Retinopathy of Prematurity - Pathophysiology

Pathophysiology

Normally, maturation of the retina proceeds in-utero, and at term the mature infant has fully vascularized retina. However, in preterm infants, the retina is often not fully vascularized. ROP occurs when the development of the retinal vasculature is arrested and then proceeds abnormally. The key disease element is fibrovascular proliferation. This is growth of abnormal new vessels that may regress, but frequently progresses. Associated with the growth of these new vessels is fibrous tissue (scar tissue) that may contract to cause retinal detachment. Multiple factors can determine whether the disease progresses, including overall health, birth weight, the stage of ROP at initial diagnosis, and the presence or absence of "plus disease". Supplemental oxygen exposure, while a risk factor, is not the main risk factor for development of this disease. Restricting supplemental oxygen use does not necessarily reduce the rate of ROP, and may raise the risk of other hypoxia-related systemic complications.
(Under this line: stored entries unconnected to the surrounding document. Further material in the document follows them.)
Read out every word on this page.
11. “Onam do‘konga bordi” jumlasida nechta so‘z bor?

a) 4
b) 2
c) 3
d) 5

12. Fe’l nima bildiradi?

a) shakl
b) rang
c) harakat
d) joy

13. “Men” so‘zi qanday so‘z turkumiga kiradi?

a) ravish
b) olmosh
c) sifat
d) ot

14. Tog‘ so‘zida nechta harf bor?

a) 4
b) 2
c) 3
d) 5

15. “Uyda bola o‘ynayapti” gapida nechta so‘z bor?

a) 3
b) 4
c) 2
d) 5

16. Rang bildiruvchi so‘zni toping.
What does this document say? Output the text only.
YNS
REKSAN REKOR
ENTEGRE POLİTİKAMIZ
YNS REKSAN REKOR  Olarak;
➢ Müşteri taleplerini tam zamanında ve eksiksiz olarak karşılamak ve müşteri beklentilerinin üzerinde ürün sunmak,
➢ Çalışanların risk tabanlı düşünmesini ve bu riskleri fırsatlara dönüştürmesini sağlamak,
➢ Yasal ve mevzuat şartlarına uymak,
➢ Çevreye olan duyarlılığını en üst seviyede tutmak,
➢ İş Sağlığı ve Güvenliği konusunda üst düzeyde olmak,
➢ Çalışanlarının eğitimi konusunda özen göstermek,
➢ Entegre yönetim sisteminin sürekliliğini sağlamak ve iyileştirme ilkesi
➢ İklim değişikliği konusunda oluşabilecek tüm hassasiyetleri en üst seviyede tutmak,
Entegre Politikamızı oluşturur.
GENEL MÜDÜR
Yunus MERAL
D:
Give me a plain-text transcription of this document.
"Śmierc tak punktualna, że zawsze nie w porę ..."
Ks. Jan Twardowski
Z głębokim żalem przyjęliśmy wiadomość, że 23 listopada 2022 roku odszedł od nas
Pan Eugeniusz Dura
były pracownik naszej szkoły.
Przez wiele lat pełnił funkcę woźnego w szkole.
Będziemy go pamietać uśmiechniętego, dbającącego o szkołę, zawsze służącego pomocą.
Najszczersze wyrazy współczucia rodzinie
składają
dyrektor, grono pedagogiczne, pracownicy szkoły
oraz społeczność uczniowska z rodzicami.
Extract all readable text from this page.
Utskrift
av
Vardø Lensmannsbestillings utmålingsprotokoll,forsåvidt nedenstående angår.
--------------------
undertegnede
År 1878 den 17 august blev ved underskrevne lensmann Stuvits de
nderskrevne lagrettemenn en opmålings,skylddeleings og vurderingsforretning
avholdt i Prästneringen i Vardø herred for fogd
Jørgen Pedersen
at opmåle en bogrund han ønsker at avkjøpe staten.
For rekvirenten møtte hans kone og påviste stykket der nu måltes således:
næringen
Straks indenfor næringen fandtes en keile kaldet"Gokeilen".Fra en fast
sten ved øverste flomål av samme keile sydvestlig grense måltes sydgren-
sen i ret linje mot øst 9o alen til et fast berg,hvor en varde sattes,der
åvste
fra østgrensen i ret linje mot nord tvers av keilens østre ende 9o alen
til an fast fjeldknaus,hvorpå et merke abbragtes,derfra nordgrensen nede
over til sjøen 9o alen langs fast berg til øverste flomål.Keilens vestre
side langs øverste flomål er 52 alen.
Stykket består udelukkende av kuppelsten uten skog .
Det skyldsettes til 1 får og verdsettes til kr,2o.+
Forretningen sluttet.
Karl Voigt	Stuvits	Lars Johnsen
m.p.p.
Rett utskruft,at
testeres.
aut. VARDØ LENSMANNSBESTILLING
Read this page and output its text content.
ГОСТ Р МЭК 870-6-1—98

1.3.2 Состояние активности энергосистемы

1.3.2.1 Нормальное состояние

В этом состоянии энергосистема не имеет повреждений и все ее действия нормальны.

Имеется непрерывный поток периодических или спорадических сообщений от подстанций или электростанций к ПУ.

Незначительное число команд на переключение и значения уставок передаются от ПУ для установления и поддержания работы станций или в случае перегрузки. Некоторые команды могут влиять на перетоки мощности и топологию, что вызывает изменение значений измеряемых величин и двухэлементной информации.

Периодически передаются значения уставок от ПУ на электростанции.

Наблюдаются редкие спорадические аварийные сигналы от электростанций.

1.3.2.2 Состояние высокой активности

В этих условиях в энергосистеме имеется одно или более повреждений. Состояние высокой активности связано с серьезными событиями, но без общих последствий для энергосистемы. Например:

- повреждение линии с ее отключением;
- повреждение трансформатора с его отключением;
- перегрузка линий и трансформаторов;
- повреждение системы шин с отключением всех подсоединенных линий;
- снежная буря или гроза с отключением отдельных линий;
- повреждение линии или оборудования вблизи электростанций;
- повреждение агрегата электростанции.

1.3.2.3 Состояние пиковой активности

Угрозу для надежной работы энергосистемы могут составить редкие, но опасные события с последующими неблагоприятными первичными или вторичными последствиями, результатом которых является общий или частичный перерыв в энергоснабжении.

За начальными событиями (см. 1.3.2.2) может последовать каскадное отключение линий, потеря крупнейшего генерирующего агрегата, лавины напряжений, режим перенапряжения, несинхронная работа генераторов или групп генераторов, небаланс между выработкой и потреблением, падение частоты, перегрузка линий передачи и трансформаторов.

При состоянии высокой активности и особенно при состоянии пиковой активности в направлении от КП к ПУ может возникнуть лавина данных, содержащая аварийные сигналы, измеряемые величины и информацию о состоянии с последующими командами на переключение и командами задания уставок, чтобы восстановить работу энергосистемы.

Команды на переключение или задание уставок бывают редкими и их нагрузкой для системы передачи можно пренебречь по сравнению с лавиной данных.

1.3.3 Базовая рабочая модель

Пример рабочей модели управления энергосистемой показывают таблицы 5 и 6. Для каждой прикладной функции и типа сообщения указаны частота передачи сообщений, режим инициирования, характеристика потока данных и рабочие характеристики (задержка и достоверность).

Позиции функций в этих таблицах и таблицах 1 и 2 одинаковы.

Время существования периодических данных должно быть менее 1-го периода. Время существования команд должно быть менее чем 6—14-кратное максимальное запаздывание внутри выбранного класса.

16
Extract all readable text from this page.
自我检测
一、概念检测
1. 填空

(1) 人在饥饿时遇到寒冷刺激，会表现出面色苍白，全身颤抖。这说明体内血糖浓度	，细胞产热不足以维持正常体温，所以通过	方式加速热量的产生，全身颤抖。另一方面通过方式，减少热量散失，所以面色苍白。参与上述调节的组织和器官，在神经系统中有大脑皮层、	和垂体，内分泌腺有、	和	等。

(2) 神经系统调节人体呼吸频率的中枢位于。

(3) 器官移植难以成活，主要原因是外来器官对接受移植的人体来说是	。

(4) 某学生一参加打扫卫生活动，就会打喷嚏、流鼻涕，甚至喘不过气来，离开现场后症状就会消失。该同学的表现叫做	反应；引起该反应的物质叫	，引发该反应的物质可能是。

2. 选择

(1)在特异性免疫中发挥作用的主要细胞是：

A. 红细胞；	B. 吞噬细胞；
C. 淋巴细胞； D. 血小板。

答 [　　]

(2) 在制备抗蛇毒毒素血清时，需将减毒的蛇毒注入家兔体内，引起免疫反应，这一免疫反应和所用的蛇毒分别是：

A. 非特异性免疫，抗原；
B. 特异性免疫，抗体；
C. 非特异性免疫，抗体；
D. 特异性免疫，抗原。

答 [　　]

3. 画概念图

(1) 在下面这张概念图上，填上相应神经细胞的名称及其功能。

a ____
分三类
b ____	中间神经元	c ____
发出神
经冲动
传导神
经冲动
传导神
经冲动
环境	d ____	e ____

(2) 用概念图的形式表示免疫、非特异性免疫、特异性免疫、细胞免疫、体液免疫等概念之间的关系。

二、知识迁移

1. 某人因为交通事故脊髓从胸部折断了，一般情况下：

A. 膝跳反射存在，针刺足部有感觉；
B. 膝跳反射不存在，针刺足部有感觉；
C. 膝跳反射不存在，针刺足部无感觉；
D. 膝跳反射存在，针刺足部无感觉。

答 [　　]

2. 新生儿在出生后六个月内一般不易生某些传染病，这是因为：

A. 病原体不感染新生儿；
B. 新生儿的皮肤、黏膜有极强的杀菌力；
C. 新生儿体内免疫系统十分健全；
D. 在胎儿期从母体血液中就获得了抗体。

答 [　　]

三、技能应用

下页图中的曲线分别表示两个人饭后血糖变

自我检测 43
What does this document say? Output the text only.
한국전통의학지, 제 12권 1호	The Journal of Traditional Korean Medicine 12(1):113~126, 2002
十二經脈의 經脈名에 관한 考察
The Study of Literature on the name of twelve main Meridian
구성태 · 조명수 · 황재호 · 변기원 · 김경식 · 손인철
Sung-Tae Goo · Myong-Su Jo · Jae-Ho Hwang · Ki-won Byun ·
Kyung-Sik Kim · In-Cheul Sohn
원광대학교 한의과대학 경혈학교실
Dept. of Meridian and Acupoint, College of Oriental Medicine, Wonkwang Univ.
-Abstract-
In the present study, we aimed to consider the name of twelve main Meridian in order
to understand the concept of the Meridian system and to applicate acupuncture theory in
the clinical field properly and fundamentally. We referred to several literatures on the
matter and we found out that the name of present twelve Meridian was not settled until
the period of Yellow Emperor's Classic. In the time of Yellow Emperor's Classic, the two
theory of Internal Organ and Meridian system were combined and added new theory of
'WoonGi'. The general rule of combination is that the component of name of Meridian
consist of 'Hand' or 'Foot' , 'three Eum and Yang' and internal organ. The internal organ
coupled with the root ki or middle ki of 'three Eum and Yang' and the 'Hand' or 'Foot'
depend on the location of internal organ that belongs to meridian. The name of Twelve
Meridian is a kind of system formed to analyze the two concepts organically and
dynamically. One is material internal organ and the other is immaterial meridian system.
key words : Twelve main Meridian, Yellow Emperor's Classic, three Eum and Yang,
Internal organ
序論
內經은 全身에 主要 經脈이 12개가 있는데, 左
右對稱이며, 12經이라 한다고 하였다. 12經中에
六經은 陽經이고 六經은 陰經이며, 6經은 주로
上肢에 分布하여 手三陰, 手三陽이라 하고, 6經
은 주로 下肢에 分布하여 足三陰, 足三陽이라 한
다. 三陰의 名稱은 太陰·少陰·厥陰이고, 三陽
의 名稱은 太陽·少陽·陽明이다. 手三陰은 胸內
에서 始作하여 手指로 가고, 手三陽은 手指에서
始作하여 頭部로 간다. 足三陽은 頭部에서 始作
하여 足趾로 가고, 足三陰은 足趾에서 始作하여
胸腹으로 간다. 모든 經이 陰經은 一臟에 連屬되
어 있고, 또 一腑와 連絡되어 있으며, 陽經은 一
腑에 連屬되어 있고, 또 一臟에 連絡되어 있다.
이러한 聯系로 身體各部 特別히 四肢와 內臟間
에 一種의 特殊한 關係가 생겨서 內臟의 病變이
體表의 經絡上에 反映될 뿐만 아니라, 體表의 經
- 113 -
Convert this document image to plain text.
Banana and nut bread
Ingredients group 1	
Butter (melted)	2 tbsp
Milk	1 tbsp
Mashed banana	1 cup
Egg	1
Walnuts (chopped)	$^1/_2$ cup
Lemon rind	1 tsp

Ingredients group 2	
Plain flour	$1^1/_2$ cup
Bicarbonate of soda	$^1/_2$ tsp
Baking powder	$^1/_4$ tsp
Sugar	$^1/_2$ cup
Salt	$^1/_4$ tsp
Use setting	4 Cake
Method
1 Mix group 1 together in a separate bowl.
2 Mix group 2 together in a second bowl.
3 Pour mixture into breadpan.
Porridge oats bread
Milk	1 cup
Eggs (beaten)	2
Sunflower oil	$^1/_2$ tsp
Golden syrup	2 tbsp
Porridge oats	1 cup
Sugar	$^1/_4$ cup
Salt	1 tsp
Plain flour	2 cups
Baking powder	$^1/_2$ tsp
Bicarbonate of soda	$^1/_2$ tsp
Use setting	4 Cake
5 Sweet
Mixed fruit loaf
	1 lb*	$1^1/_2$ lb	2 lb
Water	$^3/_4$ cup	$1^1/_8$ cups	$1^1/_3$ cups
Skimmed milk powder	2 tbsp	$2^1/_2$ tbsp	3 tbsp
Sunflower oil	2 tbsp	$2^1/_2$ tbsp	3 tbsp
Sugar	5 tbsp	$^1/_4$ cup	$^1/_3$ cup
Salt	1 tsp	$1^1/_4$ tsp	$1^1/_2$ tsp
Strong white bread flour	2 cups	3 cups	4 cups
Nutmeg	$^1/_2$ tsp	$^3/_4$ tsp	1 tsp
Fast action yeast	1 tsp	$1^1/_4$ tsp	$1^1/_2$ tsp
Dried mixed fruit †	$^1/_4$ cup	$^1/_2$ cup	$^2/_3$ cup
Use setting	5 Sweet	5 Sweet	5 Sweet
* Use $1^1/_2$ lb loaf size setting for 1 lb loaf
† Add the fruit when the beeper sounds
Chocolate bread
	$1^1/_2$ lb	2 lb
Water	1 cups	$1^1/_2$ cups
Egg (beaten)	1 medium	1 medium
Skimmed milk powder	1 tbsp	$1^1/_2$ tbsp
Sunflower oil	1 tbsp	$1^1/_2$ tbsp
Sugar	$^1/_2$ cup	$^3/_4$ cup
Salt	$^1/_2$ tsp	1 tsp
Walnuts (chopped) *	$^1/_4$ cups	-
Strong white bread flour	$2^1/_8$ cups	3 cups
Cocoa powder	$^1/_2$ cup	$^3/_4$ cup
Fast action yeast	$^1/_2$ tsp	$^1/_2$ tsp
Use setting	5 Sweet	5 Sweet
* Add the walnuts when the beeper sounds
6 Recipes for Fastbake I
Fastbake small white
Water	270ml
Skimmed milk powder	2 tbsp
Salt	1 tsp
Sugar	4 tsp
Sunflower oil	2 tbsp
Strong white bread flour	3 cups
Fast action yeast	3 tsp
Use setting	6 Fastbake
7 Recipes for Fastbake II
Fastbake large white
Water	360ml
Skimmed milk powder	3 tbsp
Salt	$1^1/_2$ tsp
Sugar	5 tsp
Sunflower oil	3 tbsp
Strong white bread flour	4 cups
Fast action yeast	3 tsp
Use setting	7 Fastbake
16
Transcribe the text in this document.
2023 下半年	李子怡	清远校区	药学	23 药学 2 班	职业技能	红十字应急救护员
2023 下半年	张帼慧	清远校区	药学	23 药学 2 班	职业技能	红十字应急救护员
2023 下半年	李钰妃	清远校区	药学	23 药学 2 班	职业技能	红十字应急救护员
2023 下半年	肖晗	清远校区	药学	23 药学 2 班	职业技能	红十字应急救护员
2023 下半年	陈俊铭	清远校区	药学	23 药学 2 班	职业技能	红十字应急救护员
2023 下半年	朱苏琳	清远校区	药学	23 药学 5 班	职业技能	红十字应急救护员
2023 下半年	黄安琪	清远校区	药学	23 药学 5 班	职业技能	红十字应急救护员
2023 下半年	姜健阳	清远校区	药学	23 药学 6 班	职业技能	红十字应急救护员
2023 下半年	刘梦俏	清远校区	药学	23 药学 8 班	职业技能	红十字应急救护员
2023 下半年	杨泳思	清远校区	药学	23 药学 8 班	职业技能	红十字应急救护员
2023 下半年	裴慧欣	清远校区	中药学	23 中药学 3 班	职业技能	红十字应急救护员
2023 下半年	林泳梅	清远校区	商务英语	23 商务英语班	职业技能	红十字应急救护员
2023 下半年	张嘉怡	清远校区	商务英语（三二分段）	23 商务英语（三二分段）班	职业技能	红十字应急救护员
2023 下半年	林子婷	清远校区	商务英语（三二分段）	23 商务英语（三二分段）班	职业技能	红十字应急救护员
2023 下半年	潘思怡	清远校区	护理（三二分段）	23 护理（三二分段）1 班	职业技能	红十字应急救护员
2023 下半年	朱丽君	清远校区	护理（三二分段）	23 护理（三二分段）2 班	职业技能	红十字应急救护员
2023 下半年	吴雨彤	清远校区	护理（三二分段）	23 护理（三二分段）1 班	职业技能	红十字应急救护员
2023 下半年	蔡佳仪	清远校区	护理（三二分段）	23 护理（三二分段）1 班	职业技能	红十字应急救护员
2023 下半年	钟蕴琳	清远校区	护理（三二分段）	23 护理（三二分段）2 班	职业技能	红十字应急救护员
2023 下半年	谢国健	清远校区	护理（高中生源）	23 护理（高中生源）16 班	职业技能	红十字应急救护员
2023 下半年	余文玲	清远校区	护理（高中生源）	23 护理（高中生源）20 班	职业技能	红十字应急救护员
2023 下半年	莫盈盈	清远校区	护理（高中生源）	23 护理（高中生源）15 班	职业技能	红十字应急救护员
Other physicians have suggested that supplemental oxygen, specifically oxygen tents given to pre-term infants specifically causes ROP. The hypothesized mechanism involves the degradation and developmental cessation of blood vessels in the presence of excess oxygen. When the excess oxygen environment is removed, the blood vessels begin forming rapidly again and grow into the vitreous humor of the eye from the retina, sometimes leading to blindness. This does not preclude the dangers of hypoxic environments for premature infants.

Patients with ROP are at greater risk for strabismus, glaucoma, cataracts and myopia later in life and should be examined yearly to help prevent and treat these conditions.